On Wed, Oct 14, 2009 at 06:01:43PM -0500, Stan Halpin wrote:
>
> On Oct 14, 2009, at 4:24 PM, Larry Colen wrote:
>
> > However their methodology of file handling seems a bit
> >weird at times.
> >
> Lightroom is built around SQL. Like any database program, the
> organizational structure is designed to facilitate storage and
> retrieval, not necessarily user comprehension. Good news about this
> approach is that it allows very fast processing of search/sort/
> retrieval requests from among tens of thousands records (images). As
OK, this sounds promising.
> others havwe suggested, file it and forget it. Lightroom can find it,
> you don't need to fret about an organizational structure that you can
> make sense of. If you have problems with Lightroom, you can try to
> "learn Lightroom" or you can find a general simple discussion of
> database systems and work from there.
>
> Another good thing about Lightroom is that they have nicely layered
> the image processing functions onto the database functions without
> compromising either too badly.
Let's say that I want to create an ubercatalog, as suggested.

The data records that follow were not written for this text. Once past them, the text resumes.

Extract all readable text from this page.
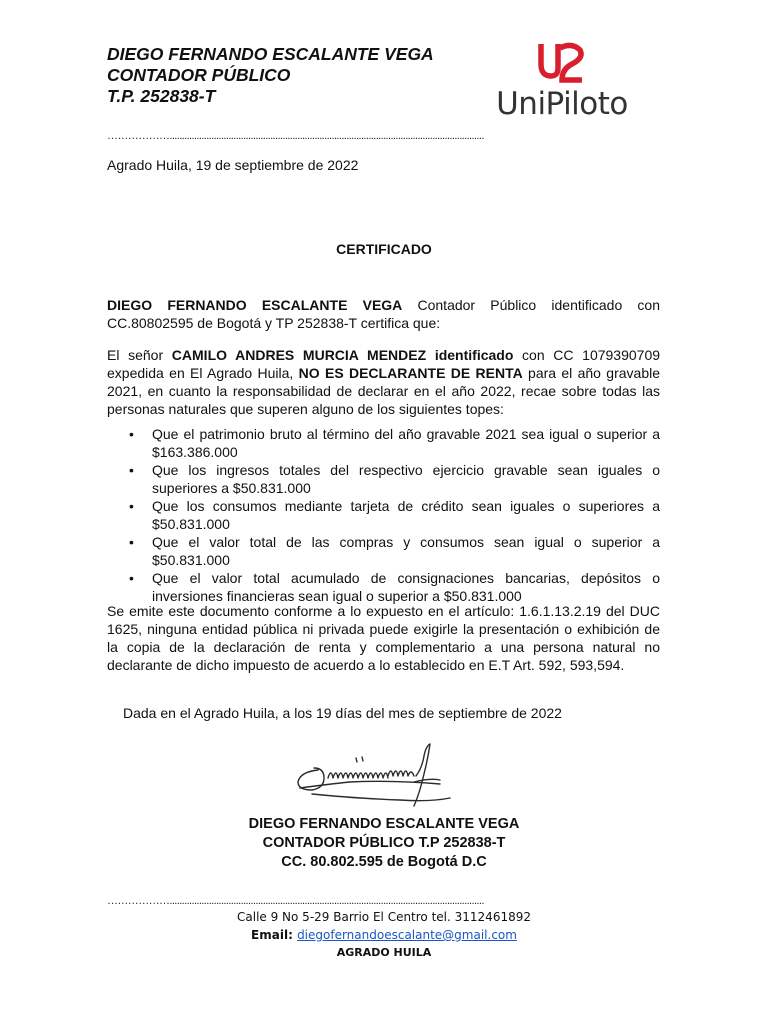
DIEGO FERNANDO ESCALANTE VEGA
CONTADOR PÚBLICO
T.P. 252838-T	UniPiloto
………………................................................................................................................................
Agrado Huila, 19 de septiembre de 2022
CERTIFICADO
DIEGO FERNANDO ESCALANTE VEGA Contador Público identificado con CC.80802595 de Bogotá y TP 252838-T certifica que:
El señor CAMILO ANDRES MURCIA MENDEZ identificado con CC 1079390709 expedida en El Agrado Huila, NO ES DECLARANTE DE RENTA para el año gravable 2021, en cuanto la responsabilidad de declarar en el año 2022, recae sobre todas las personas naturales que superen alguno de los siguientes topes:
• Que el patrimonio bruto al término del año gravable 2021 sea igual o superior a $163.386.000
• Que los ingresos totales del respectivo ejercicio gravable sean iguales o superiores a $50.831.000
• Que los consumos mediante tarjeta de crédito sean iguales o superiores a $50.831.000
• Que el valor total de las compras y consumos sean igual o superior a $50.831.000
• Que el valor total acumulado de consignaciones bancarias, depósitos o inversiones financieras sean igual o superior a $50.831.000
Se emite este documento conforme a lo expuesto en el artículo: 1.6.1.13.2.19 del DUC 1625, ninguna entidad pública ni privada puede exigirle la presentación o exhibición de la copia de la declaración de renta y complementario a una persona natural no declarante de dicho impuesto de acuerdo a lo establecido en E.T Art. 592, 593,594.
Dada en el Agrado Huila, a los 19 días del mes de septiembre de 2022
DIEGO FERNANDO ESCALANTE VEGA
CONTADOR PÚBLICO T.P 252838-T
CC. 80.802.595 de Bogotá D.C
………………................................................................................................................................
Calle 9 No 5-29 Barrio El Centro tel. 3112461892
Email: diegofernandoescalante@gmail.com
AGRADO HUILA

And lets assume that I don't want to lose the work that I've already
done on my 20 or so catalogs of about 570 directories with about
62,000 photos.
Godfrey said that I should merge catalogs. But, when I look in the
indexes of my lightroom books, neither said anything about merging
catalogs.
When I look at the menu there is
new catalog
open catalog
and open recent (which seems to be recent catalog)

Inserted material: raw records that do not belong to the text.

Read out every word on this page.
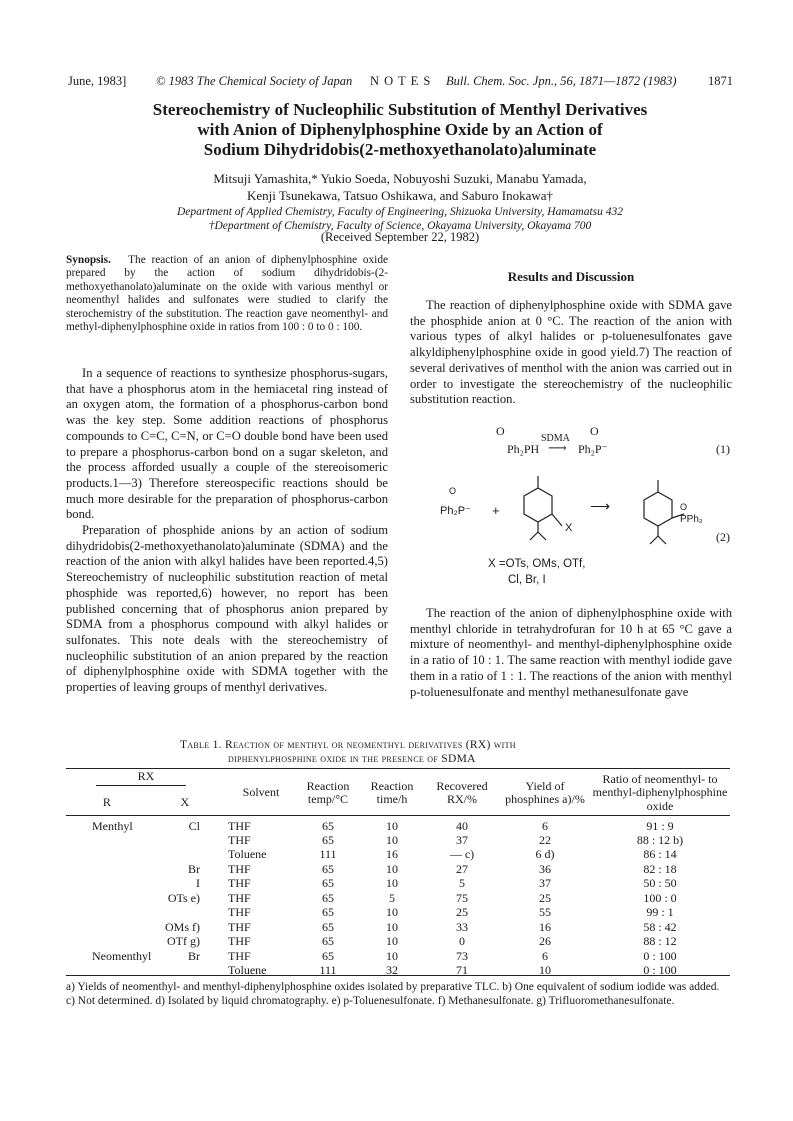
June, 1983] © 1983 The Chemical Society of Japan N O T E S Bull. Chem. Soc. Jpn., 56, 1871—1872 (1983)	1871
Stereochemistry of Nucleophilic Substitution of Menthyl Derivatives
with Anion of Diphenylphosphine Oxide by an Action of
Sodium Dihydridobis(2-methoxyethanolato)aluminate
Mitsuji Yamashita,* Yukio Soeda, Nobuyoshi Suzuki, Manabu Yamada,
Kenji Tsunekawa, Tatsuo Oshikawa, and Saburo Inokawa†
Department of Applied Chemistry, Faculty of Engineering, Shizuoka University, Hamamatsu 432
†Department of Chemistry, Faculty of Science, Okayama University, Okayama 700
(Received September 22, 1982)

Synopsis. The reaction of an anion of diphenylphosphine oxide prepared by the action of sodium dihydridobis-(2-methoxyethanolato)aluminate on the oxide with various menthyl or neomenthyl halides and sulfonates were studied to clarify the sterochemistry of the substitution. The reaction gave neomenthyl- and methyl-diphenylphosphine oxide in ratios from 100 : 0 to 0 : 100.

In a sequence of reactions to synthesize phosphorus-sugars, that have a phosphorus atom in the hemiacetal ring instead of an oxygen atom, the formation of a phosphorus-carbon bond was the key step. Some addition reactions of phosphorus compounds to C=C, C=N, or C=O double bond have been used to prepare a phosphorus-carbon bond on a sugar skeleton, and the process afforded usually a couple of the stereoisomeric products.1—3) Therefore stereospecific reactions should be much more desirable for the preparation of phosphorus-carbon bond.

Preparation of phosphide anions by an action of sodium dihydridobis(2-methoxyethanolato)aluminate (SDMA) and the reaction of the anion with alkyl halides have been reported.4,5) Stereochemistry of nucleophilic substitution reaction of metal phosphide was reported,6) however, no report has been published concerning that of phosphorus anion prepared by SDMA from a phosphorus compound with alkyl halides or sulfonates. This note deals with the stereochemistry of nucleophilic substitution of an anion prepared by the reaction of diphenylphosphine oxide with SDMA together with the properties of leaving groups of menthyl derivatives.

Results and Discussion

The reaction of diphenylphosphine oxide with SDMA gave the phosphide anion at 0 °C. The reaction of the anion with various types of alkyl halides or p-toluenesulfonates gave alkyldiphenylphosphine oxide in good yield.7) The reaction of several derivatives of menthol with the anion was carried out in order to investigate the stereochemistry of the nucleophilic substitution reaction.

O	O
SDMA
Ph₂PH ⟶ Ph₂P⁻	(1)
O
Ph₂P⁻ +
X
⟶	O
PPh₂
(2)
X =OTs, OMs, OTf,
Cl, Br, I

The reaction of the anion of diphenylphosphine oxide with menthyl chloride in tetrahydrofuran for 10 h at 65 °C gave a mixture of neomenthyl- and menthyl-diphenylphosphine oxide in a ratio of 10 : 1. The same reaction with menthyl iodide gave them in a ratio of 1 : 1. The reactions of the anion with menthyl p-toluenesulfonate and menthyl methanesulfonate gave

Table 1. Reaction of menthyl or neomenthyl derivatives (RX) with
diphenylphosphine oxide in the presence of SDMA
RX
R X		Solvent	Reaction temp/°C	Reaction time/h	Recovered RX/%	Yield of phosphines a)/%	Ratio of neomenthyl- to menthyl-diphenylphosphine oxide
Menthyl	Cl	THF	65	10	40	6	91 : 9
		THF	65	10	37	22	88 : 12 b)
		Toluene	111	16	— c)	6 d)	86 : 14
	Br	THF	65	10	27	36	82 : 18
	I	THF	65	10	5	37	50 : 50
	OTs e)	THF	65	5	75	25	100 : 0
		THF	65	10	25	55	99 : 1
	OMs f)	THF	65	10	33	16	58 : 42
	OTf g)	THF	65	10	0	26	88 : 12
Neomenthyl	Br	THF	65	10	73	6	0 : 100
		Toluene	111	32	71	10	0 : 100
a) Yields of neomenthyl- and menthyl-diphenylphosphine oxides isolated by preparative TLC. b) One equivalent of sodium iodide was added. c) Not determined. d) Isolated by liquid chromatography. e) p-Toluenesulfonate. f) Methanesulfonate. g) Trifluoromethanesulfonate.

There are also a bunch of library functions, which seem to operate on
the catalog, but they may only look at a particular directory tree at
a time.
The list of directories over on the left very quickly gets
unweildy. However, since I name all of my download directories with
yymmdd_subject i.e. 091014_cormorants_1
It'll be very easy for me to set up a structure
raw_photos
2007
2008
2009
0901
0902
0903
0904
...
0910
091001_ebay_makeup
091001_product_sample
091001_product_shoot
091002_dangoughs
091003_pdml
091003_pdml_dinner
091003_rentparty
091005_aikido_test
091007_floor
091007_probuild
091009_fnb_gwebster
091009_gwenplay
091010_headon
091010_rentparty
091013_metaformers
and if I want all of my best shots, I frob the item in the library
menu to include subdirectories, go to raw_photos and have it only show
the ones rated five stars.
If I'm willing to set aside all of my work, I could move everything
into the directory tree that I want, open a new catalog, and tell
lightroom to import all 61824 files.
Can I then just "import from catalog" to recover all the work I've
done on those files without duplicating them?
What if I've moved them from where they were when I made that catalog?
I've seen lightroom recover from files being moved, I've also seen it
get terribly confused.
--
The first step is learning to take great photos,
the second step is learning to throw away ones that are merely good.